Es klingt nach dem unglücklichen Ende einer Wurstpelle, und rein „phänomenologisch“ ist dies auch nicht so ganz verkehrt. Ein „Powiat“ entspricht in Polen grob einem deutschen Landkreis. Der „Powiat Policki“ ist ein Powiat im Nordwesten der polnischen Woiwodschaft Westpommern, der flächenmäßig der kleinste der Woiwodschaften ist (falls ein solcher Plural statthaft ist). Im Norden grenzt er an das Stettiner Haff, im Westen an den deutschen Landkreis Vorpommern-Greifswald, im Süden in Pargow an die Oder, im Osten an die Stadt Stettin, dann abermals an die Oder in Pölitz und an den polnischen Landschaftsschutzpark Unteres Odertal (Park Krajobrazowy Dolina Dolnej Odry).

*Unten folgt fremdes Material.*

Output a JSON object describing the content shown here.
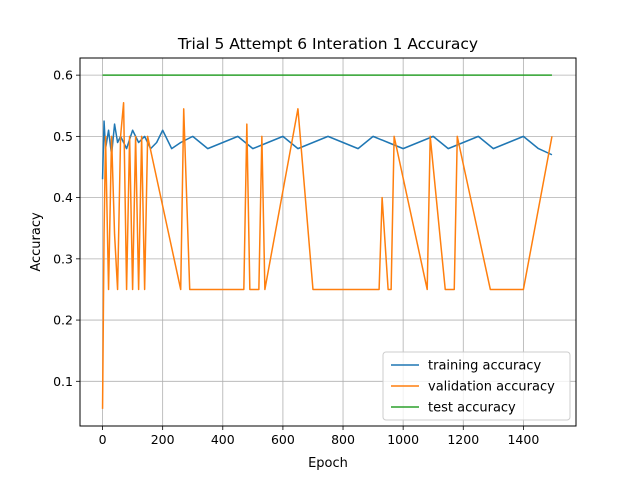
{
  "chart_data": {
    "type": "line",
    "title": "Trial 5 Attempt 6 Interation 1 Accuracy",
    "xlabel": "Epoch",
    "ylabel": "Accuracy",
    "xlim": [
      -75,
      1575
    ],
    "ylim": [
      0.027,
      0.628
    ],
    "xticks": [
      0,
      200,
      400,
      600,
      800,
      1000,
      1200,
      1400
    ],
    "yticks": [
      0.1,
      0.2,
      0.3,
      0.4,
      0.5,
      0.6
    ],
    "grid": true,
    "legend_position": "lower-right",
    "series": [
      {
        "name": "training accuracy",
        "color": "#1f77b4",
        "x": [
          0,
          5,
          10,
          20,
          30,
          40,
          50,
          60,
          80,
          100,
          120,
          140,
          160,
          180,
          200,
          230,
          260,
          300,
          350,
          400,
          450,
          500,
          550,
          600,
          650,
          700,
          750,
          800,
          850,
          900,
          950,
          1000,
          1050,
          1100,
          1150,
          1200,
          1250,
          1300,
          1350,
          1400,
          1450,
          1495
        ],
        "y": [
          0.43,
          0.525,
          0.48,
          0.51,
          0.47,
          0.52,
          0.49,
          0.5,
          0.48,
          0.51,
          0.49,
          0.5,
          0.48,
          0.49,
          0.51,
          0.48,
          0.49,
          0.5,
          0.48,
          0.49,
          0.5,
          0.48,
          0.49,
          0.5,
          0.48,
          0.49,
          0.5,
          0.49,
          0.48,
          0.5,
          0.49,
          0.48,
          0.49,
          0.5,
          0.48,
          0.49,
          0.5,
          0.48,
          0.49,
          0.5,
          0.48,
          0.47
        ]
      },
      {
        "name": "validation accuracy",
        "color": "#ff7f0e",
        "x": [
          0,
          5,
          10,
          20,
          30,
          40,
          50,
          60,
          70,
          80,
          90,
          100,
          110,
          120,
          130,
          140,
          150,
          260,
          270,
          290,
          330,
          470,
          480,
          490,
          520,
          530,
          540,
          650,
          700,
          920,
          930,
          950,
          960,
          970,
          1080,
          1090,
          1140,
          1150,
          1170,
          1180,
          1290,
          1340,
          1360,
          1400,
          1495
        ],
        "y": [
          0.055,
          0.34,
          0.5,
          0.25,
          0.5,
          0.34,
          0.25,
          0.5,
          0.555,
          0.25,
          0.5,
          0.25,
          0.5,
          0.25,
          0.5,
          0.25,
          0.5,
          0.25,
          0.545,
          0.25,
          0.25,
          0.25,
          0.52,
          0.25,
          0.25,
          0.5,
          0.25,
          0.545,
          0.25,
          0.25,
          0.4,
          0.25,
          0.25,
          0.5,
          0.25,
          0.5,
          0.25,
          0.25,
          0.25,
          0.5,
          0.25,
          0.25,
          0.25,
          0.25,
          0.5
        ]
      },
      {
        "name": "test accuracy",
        "color": "#2ca02c",
        "x": [
          0,
          1495
        ],
        "y": [
          0.6,
          0.6
        ]
      }
    ]
  }
}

Der Powiat Policki befindet sich damit fast vollständig auf dem (heute) polnischen Gebiet des historischen Vorpommern. Im Sprachgebrauch der nach dem Zweiten Weltkrieg von dort vertriebenen deutschen Bevölkerung wird er deshalb auch als „Stettiner Zipfel“ bezeichnet. Post von dort aus der unter vielfältigen Beschränkungen leidenden frühen Nachkriegszeit hat in sehr vielen Fällen den Charakter von Provisorien – mit allen Sorten von Notmaßnahmen (Barfrankaturen, einer einfallsreichen Fülle an Nebenstempeln, handschriftlichen Vermerken) derer Postbedienstete sich bei solchen Gelegenheiten zu bedienen pflegen. Aus diesem „zipfeligen“ Stettiner Sondergebiet bietet die Auktion ein halbes Dutzend attraktiver, zeittypischer Lose mit teils mehreren Belegen. Dass der Gesamtschätzwert für diese Positionen kaum über 1000 Euro liegt, darf man getrost als freundliche Geste verstehen.

Saarität

Die erste Ganzsachenkarte (P 1I) aus dem Saargebiet ist durch den Aufdruck SAARGEBIET auf einer Urkarte 10  Pfg. Germania des Deutschen Reiches entstanden. Üblicherweise diente als Urkarte für diese Maßnahme die Ganzsache P 107. Allenfalls sehr wenige solcher Aufdrucke sind auch auf der älteren, aber sehr ähnlich aussehenden 10-Pfg.-Karte P 74 vorgenommen worden – zweifellos ein Versehen, das möglicherweise sogar einmalig war, denn wie das Fotoattest von Alfred Burger (nicht „Brugger“, wie es in der Losbeschreibung versehentlich heißt) feststellt, handelte es sich zum Prüfzeitpunkt (1982) um „die einzige mir bekannte Urkarte ‚DR Nr. P 74‘)“. Sollte diese Einschätzung auch heute noch Gültigkeit haben, dann hätten wir hier ein Unikat vor uns! Daran gemessen sind 800 Euro Ausruf „kleines Geld“.

Zu guter Letzt…

…verdient ein ausgemachtes Highlight der Postgeschichtssammlung von Herrn Meinert gesonderte Hervorhebung: eine rekommandierte Ortspostkarte von HAMBURG / HAMM-HORN, frankiert mit der Stadtpostmarke MiNr. 24 des Norddeutschen Postbezirks in äußerst seltener Mischfrankatur mit den Brustschild-Marken MiNrn. 1 und 19 – diese Karte wird erstmals auf einer Auktion angeboten. Ihre Seltenheit in der vorliegenden Form muss NDP-, Brustschild- und Hamburg-Sammlern nicht eigens erläutert werden. Dem Rest darf ich immerhin versichern, dass mir bisher keine Handvoll ähnlicher Stücke untergekommen ist.